METHODS/DESIGN: This 3-year study employs a before and after design to evaluate if a multi-strategy intervention can improve research implementation among allied health professionals (AHPs) who work with children and young people with cerebral palsy and to establish if children's health outcomes can be improved by routine clinical assessment. The intervention comprises (1) knowledge brokering with AHPs, (2) access to an online research evidence library, (3) provision of negotiated evidence-based training and education, and (4) routine use of evidence-based measures with children and young people aged 3-18 years with cerebral palsy. The study is being implemented in four organisations, with a fifth organisation acting as a comparison site, across four Australian states. Effectiveness will be assessed using questionnaires completed by AHPs at baseline, 6, 12 and 24 months, and by monitoring the extent of use of evidence-based measures. Children's health outcomes will be evaluated by longitudinal analyses.
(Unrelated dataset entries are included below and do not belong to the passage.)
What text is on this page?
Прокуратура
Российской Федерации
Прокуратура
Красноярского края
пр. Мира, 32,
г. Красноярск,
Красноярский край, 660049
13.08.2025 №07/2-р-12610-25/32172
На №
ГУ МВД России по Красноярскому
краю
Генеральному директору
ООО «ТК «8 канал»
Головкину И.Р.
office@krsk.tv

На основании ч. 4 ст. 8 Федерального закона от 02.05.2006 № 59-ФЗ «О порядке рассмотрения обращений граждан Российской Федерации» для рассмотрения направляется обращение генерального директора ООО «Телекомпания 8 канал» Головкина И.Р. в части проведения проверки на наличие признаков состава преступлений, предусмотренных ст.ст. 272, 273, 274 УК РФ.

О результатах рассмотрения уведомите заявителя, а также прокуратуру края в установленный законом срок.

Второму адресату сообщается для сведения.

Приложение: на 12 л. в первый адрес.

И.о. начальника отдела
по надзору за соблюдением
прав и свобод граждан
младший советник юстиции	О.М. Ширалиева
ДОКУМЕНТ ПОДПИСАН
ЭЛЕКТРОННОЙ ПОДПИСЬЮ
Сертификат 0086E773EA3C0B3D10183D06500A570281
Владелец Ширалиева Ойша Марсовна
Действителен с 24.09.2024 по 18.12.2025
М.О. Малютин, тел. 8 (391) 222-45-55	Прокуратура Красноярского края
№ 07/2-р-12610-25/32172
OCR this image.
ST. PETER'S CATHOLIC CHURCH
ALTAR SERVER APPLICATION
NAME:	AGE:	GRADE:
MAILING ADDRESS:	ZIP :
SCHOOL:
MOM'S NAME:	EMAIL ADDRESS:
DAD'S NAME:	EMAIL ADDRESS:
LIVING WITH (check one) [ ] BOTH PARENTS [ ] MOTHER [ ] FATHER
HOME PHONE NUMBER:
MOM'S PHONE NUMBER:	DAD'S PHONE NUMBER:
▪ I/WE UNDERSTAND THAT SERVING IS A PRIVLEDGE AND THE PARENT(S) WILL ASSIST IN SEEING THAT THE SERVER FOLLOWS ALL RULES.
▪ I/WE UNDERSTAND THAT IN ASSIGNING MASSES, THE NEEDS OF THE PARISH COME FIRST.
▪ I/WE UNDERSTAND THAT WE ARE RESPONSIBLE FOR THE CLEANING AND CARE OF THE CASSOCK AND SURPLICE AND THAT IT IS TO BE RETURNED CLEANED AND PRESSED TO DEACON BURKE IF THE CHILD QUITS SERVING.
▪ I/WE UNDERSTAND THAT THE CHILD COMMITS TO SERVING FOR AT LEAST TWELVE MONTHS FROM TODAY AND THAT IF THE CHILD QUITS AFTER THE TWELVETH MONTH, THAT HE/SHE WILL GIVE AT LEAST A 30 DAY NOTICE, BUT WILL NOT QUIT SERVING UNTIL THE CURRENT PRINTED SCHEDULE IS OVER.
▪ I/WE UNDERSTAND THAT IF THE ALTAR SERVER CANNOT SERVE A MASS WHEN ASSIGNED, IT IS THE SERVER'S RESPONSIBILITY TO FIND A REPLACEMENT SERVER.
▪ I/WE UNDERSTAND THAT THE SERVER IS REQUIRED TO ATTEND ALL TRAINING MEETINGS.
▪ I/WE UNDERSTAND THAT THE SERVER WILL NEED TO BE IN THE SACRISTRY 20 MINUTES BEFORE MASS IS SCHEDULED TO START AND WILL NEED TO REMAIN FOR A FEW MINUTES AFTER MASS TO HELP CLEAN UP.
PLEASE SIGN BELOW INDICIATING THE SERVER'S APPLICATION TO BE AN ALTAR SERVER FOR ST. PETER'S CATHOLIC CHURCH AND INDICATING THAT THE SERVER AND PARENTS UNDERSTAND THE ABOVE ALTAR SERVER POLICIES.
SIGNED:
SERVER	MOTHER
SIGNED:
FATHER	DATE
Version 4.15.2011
DISCUSSION: Government, policy makers and service providers all seek evidence-based information to support decision-making about how to distribute scarce resources, and families are seeking information to support intervention choices. This study will provide knowledge about what constitutes an efficient, evidence-informed service and which allied health interventions are implemented for children with cerebral palsy.
TRIAL REGISTRATION: Trial is not a controlled healthcare intervention and is not registered.